Most recent works are smallish, 9x12, 11x14, 12"x16" And many are Plein Air,and all are about color and sense of place.

To stand outdoors in natural beauty is impressive. To not be moved by the immensity and power, impossible. To wonder at the many who once were at this exact spot, inevitable. The lines can tell us definition and destination. And sometimes narrative.

I paint Texas landscapes because this land carries an immense, quiet power. The sky country stretches out in every direction, so vast it feels like it could hold every thought, every memory. The golden light—especially in the Hill Country—moves across the land like something sacred, softening everything it touches and revealing the beauty in even the simplest places.
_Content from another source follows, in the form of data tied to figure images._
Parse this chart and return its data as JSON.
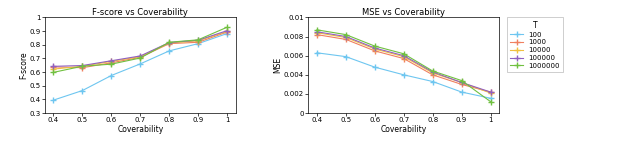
{
  "coverability": [
    0.4,
    0.5,
    0.6,
    0.7,
    0.8,
    0.9,
    1.0
  ],
  "fscore": {
    "100": [
      0.395,
      0.465,
      0.575,
      0.66,
      0.755,
      0.808,
      0.882
    ],
    "1000": [
      0.638,
      0.632,
      0.668,
      0.708,
      0.808,
      0.818,
      0.893
    ],
    "10000": [
      0.622,
      0.643,
      0.678,
      0.713,
      0.813,
      0.828,
      0.898
    ],
    "100000": [
      0.642,
      0.648,
      0.683,
      0.718,
      0.816,
      0.833,
      0.903
    ],
    "1000000": [
      0.598,
      0.643,
      0.658,
      0.703,
      0.818,
      0.836,
      0.928
    ]
  },
  "mse": {
    "100": [
      0.0063,
      0.0059,
      0.0048,
      0.004,
      0.0033,
      0.0022,
      0.00155
    ],
    "1000": [
      0.0082,
      0.0077,
      0.0065,
      0.0057,
      0.004,
      0.003,
      0.0022
    ],
    "10000": [
      0.0084,
      0.0079,
      0.0067,
      0.0059,
      0.0042,
      0.0032,
      0.0021
    ],
    "100000": [
      0.0085,
      0.008,
      0.0068,
      0.006,
      0.0043,
      0.0032,
      0.0022
    ],
    "1000000": [
      0.0087,
      0.0082,
      0.007,
      0.0062,
      0.0044,
      0.0034,
      0.0012
    ]
  },
  "colors": {
    "100": "#6ec6f0",
    "1000": "#f08060",
    "10000": "#f0c040",
    "100000": "#9060c0",
    "1000000": "#70c040"
  },
  "fscore_ylim": [
    0.3,
    1.0
  ],
  "fscore_yticks": [
    0.3,
    0.4,
    0.5,
    0.6,
    0.7,
    0.8,
    0.9,
    1.0
  ],
  "mse_ylim": [
    0,
    0.01
  ],
  "mse_yticks": [
    0,
    0.002,
    0.004,
    0.006,
    0.008,
    0.01
  ],
  "xlim": [
    0.37,
    1.03
  ],
  "xticks": [
    0.4,
    0.5,
    0.6,
    0.7,
    0.8,
    0.9,
    1.0
  ],
  "series_labels": [
    "100",
    "1000",
    "10000",
    "100000",
    "1000000"
  ],
  "title1": "F-score vs Coverability",
  "title2": "MSE vs Coverability",
  "xlabel": "Coverability",
  "ylabel1": "F-score",
  "ylabel2": "MSE",
  "legend_title": "T",
  "background": "#ffffff"
}
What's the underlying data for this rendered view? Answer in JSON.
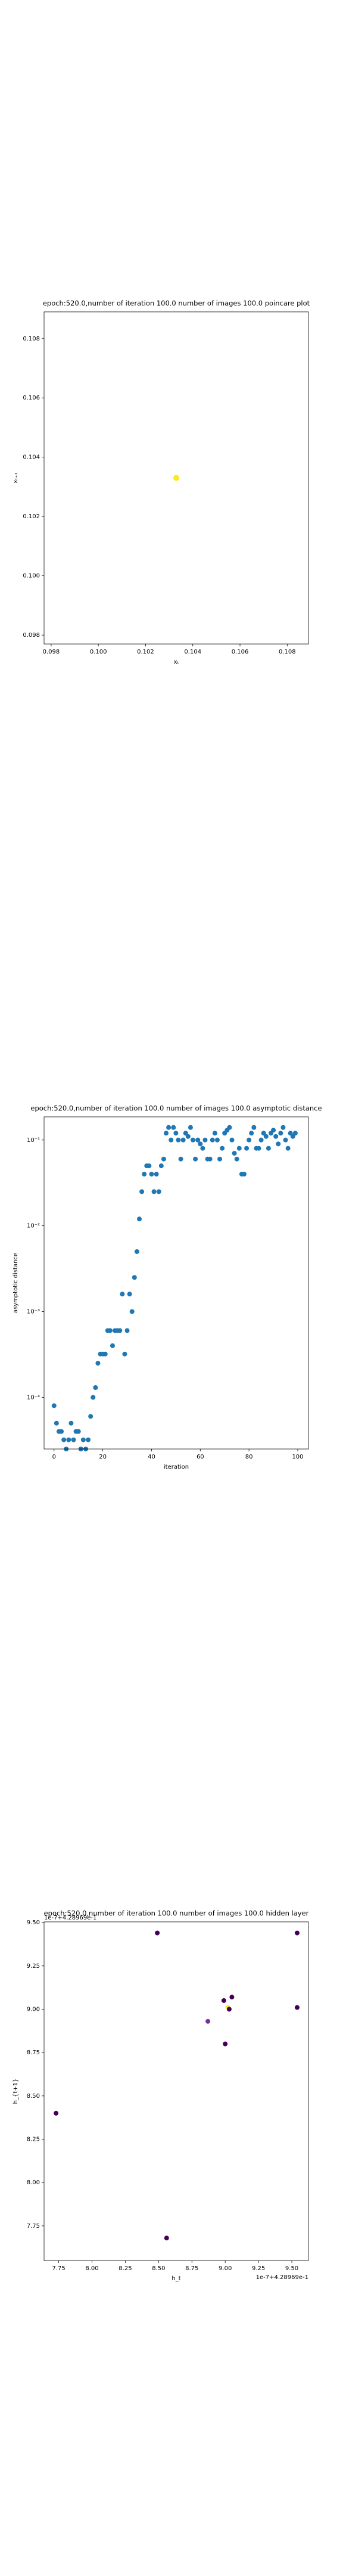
{
  "chart_data": [
    {
      "type": "scatter",
      "title": "epoch:520.0,number of iteration 100.0 number of images 100.0 poincare plot",
      "xlabel": "xₜ",
      "ylabel": "xₜ₊₁",
      "xlim": [
        0.0977,
        0.1089
      ],
      "ylim": [
        0.0977,
        0.1089
      ],
      "xticks": [
        0.098,
        {
          "value": 0.1,
          "label": "0.100"
        },
        0.102,
        0.104,
        0.106,
        0.108
      ],
      "yticks": [
        0.098,
        {
          "value": 0.1,
          "label": "0.100"
        },
        0.102,
        0.104,
        0.106,
        0.108
      ],
      "series": [
        {
          "x": [
            0.1033
          ],
          "values": [
            0.1033
          ],
          "color": "#fde725"
        }
      ]
    },
    {
      "type": "scatter",
      "title": "epoch:520.0,number of iteration 100.0  number of images 100.0 asymptotic distance",
      "xlabel": "iteration",
      "ylabel": "asymptotic distance",
      "yscale": "log",
      "xlim": [
        -4.1,
        104.4
      ],
      "ylim": [
        2.5e-05,
        0.186
      ],
      "xticks": [
        0,
        20,
        40,
        60,
        80,
        100
      ],
      "yticks": [
        {
          "value": 0.0001,
          "label": "10⁻⁴"
        },
        {
          "value": 0.001,
          "label": "10⁻³"
        },
        {
          "value": 0.01,
          "label": "10⁻²"
        },
        {
          "value": 0.1,
          "label": "10⁻¹"
        }
      ],
      "series": [
        {
          "color": "#1f77b4",
          "x": [
            0,
            1,
            2,
            3,
            4,
            5,
            6,
            7,
            8,
            9,
            10,
            11,
            12,
            13,
            14,
            15,
            16,
            17,
            18,
            19,
            20,
            21,
            22,
            23,
            24,
            25,
            26,
            27,
            28,
            29,
            30,
            31,
            32,
            33,
            34,
            35,
            36,
            37,
            38,
            39,
            40,
            41,
            42,
            43,
            44,
            45,
            46,
            47,
            48,
            49,
            50,
            51,
            52,
            53,
            54,
            55,
            56,
            57,
            58,
            59,
            60,
            61,
            62,
            63,
            64,
            65,
            66,
            67,
            68,
            69,
            70,
            71,
            72,
            73,
            74,
            75,
            76,
            77,
            78,
            79,
            80,
            81,
            82,
            83,
            84,
            85,
            86,
            87,
            88,
            89,
            90,
            91,
            92,
            93,
            94,
            95,
            96,
            97,
            98,
            99
          ],
          "values": [
            8e-05,
            5e-05,
            4e-05,
            4e-05,
            3.2e-05,
            2.5e-05,
            3.2e-05,
            5e-05,
            3.2e-05,
            4e-05,
            4e-05,
            2.5e-05,
            3.2e-05,
            2.5e-05,
            3.2e-05,
            6e-05,
            0.0001,
            0.00013,
            0.00025,
            0.00032,
            0.00032,
            0.00032,
            0.0006,
            0.0006,
            0.0004,
            0.0006,
            0.0006,
            0.0006,
            0.0016,
            0.00032,
            0.0006,
            0.0016,
            0.001,
            0.0025,
            0.005,
            0.012,
            0.025,
            0.04,
            0.05,
            0.05,
            0.04,
            0.025,
            0.04,
            0.025,
            0.05,
            0.06,
            0.12,
            0.14,
            0.1,
            0.14,
            0.12,
            0.1,
            0.06,
            0.1,
            0.12,
            0.11,
            0.14,
            0.1,
            0.06,
            0.1,
            0.09,
            0.08,
            0.1,
            0.06,
            0.06,
            0.1,
            0.12,
            0.1,
            0.06,
            0.08,
            0.12,
            0.13,
            0.14,
            0.1,
            0.07,
            0.06,
            0.08,
            0.04,
            0.04,
            0.08,
            0.1,
            0.12,
            0.14,
            0.08,
            0.08,
            0.1,
            0.12,
            0.11,
            0.08,
            0.12,
            0.13,
            0.11,
            0.09,
            0.12,
            0.14,
            0.1,
            0.08,
            0.12,
            0.11,
            0.12
          ]
        }
      ]
    },
    {
      "type": "scatter",
      "title": "epoch:520.0,number of iteration 100.0  number of images 100.0 hidden layer",
      "xlabel": "h_t",
      "ylabel": "h_{t+1}",
      "x_offset_text": "1e-7+4.28969e-1",
      "y_offset_text": "1e-7+4.28969e-1",
      "xlim": [
        7.64,
        9.625
      ],
      "ylim": [
        7.55,
        9.504
      ],
      "xticks": [
        7.75,
        {
          "value": 8,
          "label": "8.00"
        },
        8.25,
        {
          "value": 8.5,
          "label": "8.50"
        },
        8.75,
        {
          "value": 9,
          "label": "9.00"
        },
        9.25,
        {
          "value": 9.5,
          "label": "9.50"
        }
      ],
      "yticks": [
        7.75,
        {
          "value": 8,
          "label": "8.00"
        },
        8.25,
        {
          "value": 8.5,
          "label": "8.50"
        },
        8.75,
        {
          "value": 9,
          "label": "9.00"
        },
        9.25,
        {
          "value": 9.5,
          "label": "9.50"
        }
      ],
      "series": [
        {
          "x": [
            7.73,
            8.49,
            8.56,
            8.87,
            8.99,
            9.02,
            9.03,
            9.0,
            9.05,
            9.54,
            9.54
          ],
          "values": [
            8.4,
            9.44,
            7.68,
            8.93,
            9.05,
            9.01,
            9.0,
            8.8,
            9.07,
            9.44,
            9.01
          ],
          "colors": [
            "#440154",
            "#440154",
            "#440154",
            "#7e3194",
            "#440154",
            "#fde725",
            "#440154",
            "#440154",
            "#440154",
            "#440154",
            "#440154"
          ]
        }
      ]
    }
  ]
}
Painting shorelines and water marshes feels like entering a world that is always shifting, always alive. The quiet rhythm of water against grass, the way light gathers on still surfaces, and the slow drift of clouds reflected in tidal flats all invite a deeper kind of attention. Out there, the boundary between land and water is never fixed—it breathes, glimmers, and rearranges itself with every change of tide or breeze.

When I paint scenes from above, I try to capture the quiet miracle of flight—the way the world unfolds in broad, gentle patterns that only make sense from the sky. The lines give us perspective and direction. Flight isn’t about speed or altitude; it’s about stillness, perspective, and wonder.

Painting is a kind of conversation—between me and the world, between color and silence, between what I see and what I feel. Each stroke becomes a record of presence: I was here. I noticed this. It moved me. There are interior scenes, missions and outdoor scenes. Painting is a form of gratitude. Creating art is my way of saying: this mattered. It still does.